Review: Edith Schloss: Blue Italian Skies Above
What a wonderful time to discover the sly and seductive charm of Edith Schloss’s largely under-the-radar art, writing, and life. All of it is so apt, entertaining, and informative that it’s impossible to decide what should be quoted for insight or fun. For example, the novelist Jane Bowles sets the stage, speaking from the Chelsea loft on 21st Street that Schloss shared with her husband of 13 years photographer Rudy Burkhardt:
I know that everyone here has slept at one time or another with someone or another in this loft. We stared at one another, old lovers new husbands, this one having lived with that, secretly or not, summer or winter, in rain or shine—Bill Elaine, Edwin, Fairfield, Anne and Anne, Jean, Ruth, Pit, Larry, Milton, Alex, tess, Walter, Paul, Fritz, Nell, Ilse, Marisol, Bob, Jimmy, Jane, Joe, Rudy, and me. It was uncanny. It was true. Everyone was there.
The German-born artist, who died in 2011, documented off-handedly her life as a refuge first in New York, in 1942, and then Rome in 1962, in an insightful posthumous memoir Loft Generation: from de Kooning to Twombly Portraits and Sketches 1942–2011.

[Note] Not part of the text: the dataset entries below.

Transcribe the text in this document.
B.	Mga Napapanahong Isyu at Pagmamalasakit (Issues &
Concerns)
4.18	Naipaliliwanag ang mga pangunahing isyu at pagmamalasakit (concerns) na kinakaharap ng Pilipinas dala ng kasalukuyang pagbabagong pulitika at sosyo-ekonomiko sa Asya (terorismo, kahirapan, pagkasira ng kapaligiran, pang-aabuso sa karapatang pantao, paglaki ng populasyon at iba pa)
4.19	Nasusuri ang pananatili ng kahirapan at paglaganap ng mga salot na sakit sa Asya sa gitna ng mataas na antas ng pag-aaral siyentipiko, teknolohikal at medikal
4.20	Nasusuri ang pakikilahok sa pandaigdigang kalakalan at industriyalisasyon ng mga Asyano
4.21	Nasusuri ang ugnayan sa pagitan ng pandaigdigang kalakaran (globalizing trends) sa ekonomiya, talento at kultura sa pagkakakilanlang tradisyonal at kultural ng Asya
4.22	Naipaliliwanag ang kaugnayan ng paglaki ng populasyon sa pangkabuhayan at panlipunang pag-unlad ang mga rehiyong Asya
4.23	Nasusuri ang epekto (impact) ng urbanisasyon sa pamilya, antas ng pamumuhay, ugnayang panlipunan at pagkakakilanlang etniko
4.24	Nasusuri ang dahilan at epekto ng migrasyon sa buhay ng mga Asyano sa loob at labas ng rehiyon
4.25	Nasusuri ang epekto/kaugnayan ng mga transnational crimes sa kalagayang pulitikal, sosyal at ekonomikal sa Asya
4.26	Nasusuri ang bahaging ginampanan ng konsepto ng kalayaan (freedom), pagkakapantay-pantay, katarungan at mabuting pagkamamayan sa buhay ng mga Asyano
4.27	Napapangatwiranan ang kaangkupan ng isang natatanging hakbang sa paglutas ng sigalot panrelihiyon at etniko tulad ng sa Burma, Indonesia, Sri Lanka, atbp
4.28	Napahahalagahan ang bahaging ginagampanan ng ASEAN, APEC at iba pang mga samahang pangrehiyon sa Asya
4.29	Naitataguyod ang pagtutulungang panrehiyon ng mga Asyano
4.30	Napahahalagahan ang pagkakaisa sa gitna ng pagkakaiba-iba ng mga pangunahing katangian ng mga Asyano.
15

Schloss also left us with an ebullient body of warm and eccentric paintings created in the 1960s and ’70s on the island of Spezia that were recently on view at Alexandre Gallery’s new fresh-white downtown space. In these, the objects are the characters sharply profiled—the little boats, beach balls, a lone bird, a bowl of fruit, close ups of primary-colored lollypop-like flowers pose head on. The painting Spring Green (1967) poignantly features two Gustonesque figures as objects, one with baby, stretched out flat on the grass.